Dans cette version, pas question de copier, parodier ou honorer l’auteur russe ; ici, Pierre Koestel reprend les thèmes du déracinement et de la désillusion, pour construire une intrigue autour d’un hôtel au bord de la faillite. Parce que résoudre toutes nos questions reste un enjeu complexe, cette Ceriseraie nous permet d’interroger gaiement, et le temps d’un spectacle, nos motivations personnelles dans une fraternité qui elle seule permet l’union des contraires.
DOREEN reste seule.
Elle ramasse la Tour Eiffel cassée. Déambule un peu sur la terrasse. Regarde l’océan.
SOUROU arrive d’un pas pressé, il semble essoufflé.
SOUROU. – Je suis en retard ? Ils ne sont pas encore arrivés ?
DOREEN ne répond rien.
SOUROU. – Mademoiselle, est-ce que tout va bien ?
DOREEN. – En fait, ce serait comme d’arriver quelque part pour la première fois et, paradoxalement, de s’y sentir chez soi. Ou alors, de revoir un parent qu’on croyait disparu depuis longtemps. On se ressemble, il y a quelque chose qui nous lie, et pourtant, nous sommes de parfaits étrangers l’un pour l’autre.
SOUROU. – Je ne suis pas sûr de comprendre.
DOREEN. C’est à peu près l’état dans lequel je me sens.
SOUROU. – Ah.
DOREEN. – Pour répondre à ta question.
SOUROU. – D’accord.
Texte : Pierre Koestel
Mise en scène : Marie Demesy
Assistanat et régie générale : Boris Ahiha
Scénographie et costume : Shehrazade Dermé
Assistanat scénographie et costume : Julie Keyser
Habillage : Julie Keyser
Encadrants : Philippe Delaigue et Dine Alougbine
Jeu : Boris Ahiha, Casimir Agbla, Sabrine Ben Njima, Marie Demesy, Shehrazade Dermé, Candace Gangnido, Geoffroy Hazounme, Delphine Kanou et Pierre Koestel.

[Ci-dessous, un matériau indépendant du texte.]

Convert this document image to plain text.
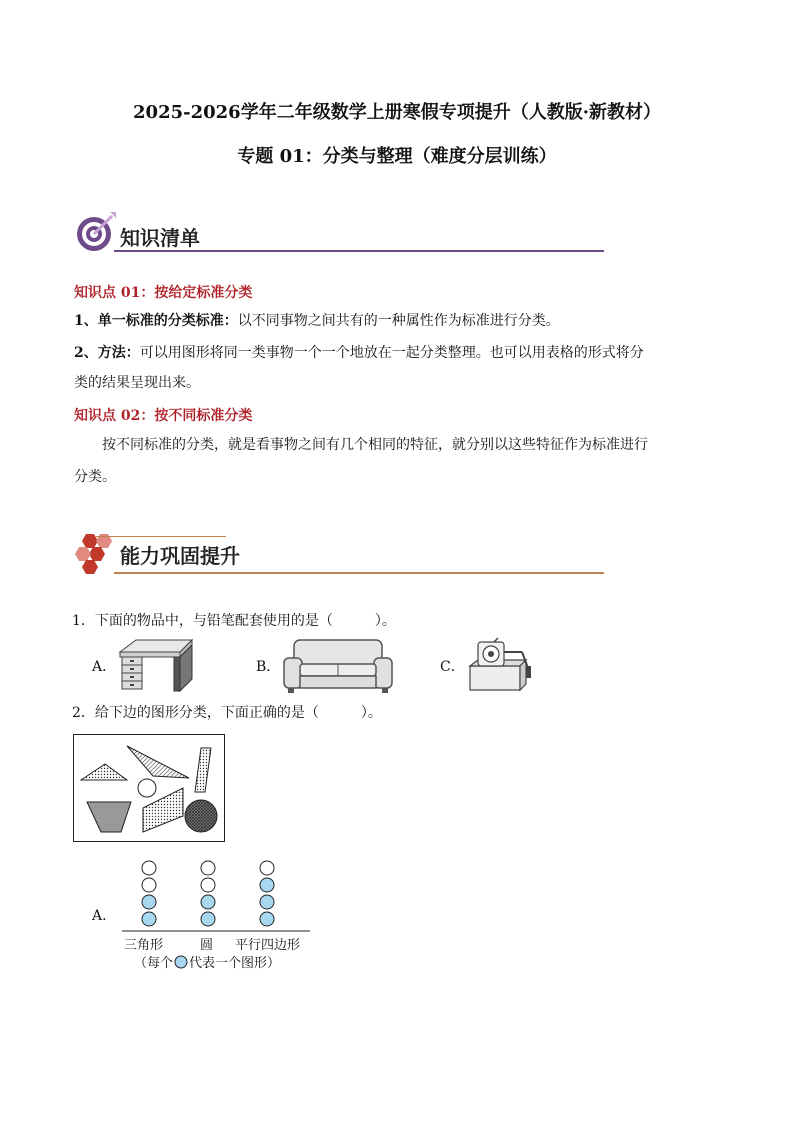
2025-2026学年二年级数学上册寒假专项提升（人教版·新教材）
专题 01：分类与整理（难度分层训练）
知识清单
知识点 01：按给定标准分类
1、单一标准的分类标准：以不同事物之间共有的一种属性作为标准进行分类。
2、方法：可以用图形将同一类事物一个一个地放在一起分类整理。也可以用表格的形式将分
类的结果呈现出来。
知识点 02：按不同标准分类
按不同标准的分类，就是看事物之间有几个相同的特征，就分别以这些特征作为标准进行
分类。
能力巩固提升
1．下面的物品中，与铅笔配套使用的是（　　　）。
A．	B．	C．
2．给下边的图形分类，下面正确的是（　　　）。
A．
三角形	圆 平行四边形
（每个 代表一个图形）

Dans La Cerisaie, Tchekhov représente une communauté d’aristocrates endettés qui, pour s’en sortir, doit envisager de vendre le domaine familial auquel elle est très attachée. Les personnages y sont hantés par leur passé, préfèrent parler de leurs états d’âme plutôt que des réalités problématiques qu’ils traversent. Ils semblent immobiles et peu enclins à l’action. Et même les cerisiers de leur propriété, autrefois célèbres pour les fruits qu’ils produisaient, ne donnent plus vraiment de récoltes satisfaisantes. Aussi, les jeux semblent fait dès l’ouverture de la pièce et l’issue, quant à elle, paraît inévitable. Tchekhov parle ainsi du déclin d’une classe sociale, autrefois rayonnante, mais aussi de la fin d’une époque, qui verra naître la révolution russe moins d’une quinzaine d’année après l’écriture de la pièce.
Or, notre époque est, elle aussi, marquée par différents bouleversements qui nous interrogent et nous poussent à penser différemment notre avenir : les inquiétudes liées au réchauffement climatique et le durcissement des politiques libérales entraînent nombre d’individus à travers le monde à repenser, à contester, sinon à se révolter contre un ordre établi qui ne peut plus aller de soi. Dans un tel contexte, les inégalités sociales semblent s’accroitre et marquer plus durement les antagonismes qui tendent nos sociétés. Les êtres, quant à eux, sont mus par le sentiment que quelque chose doit changer, pour rompre avec l’impression d’immobilisme, face à des classes politiques en apparence aveugles aux maux qui agitent leurs sociétés.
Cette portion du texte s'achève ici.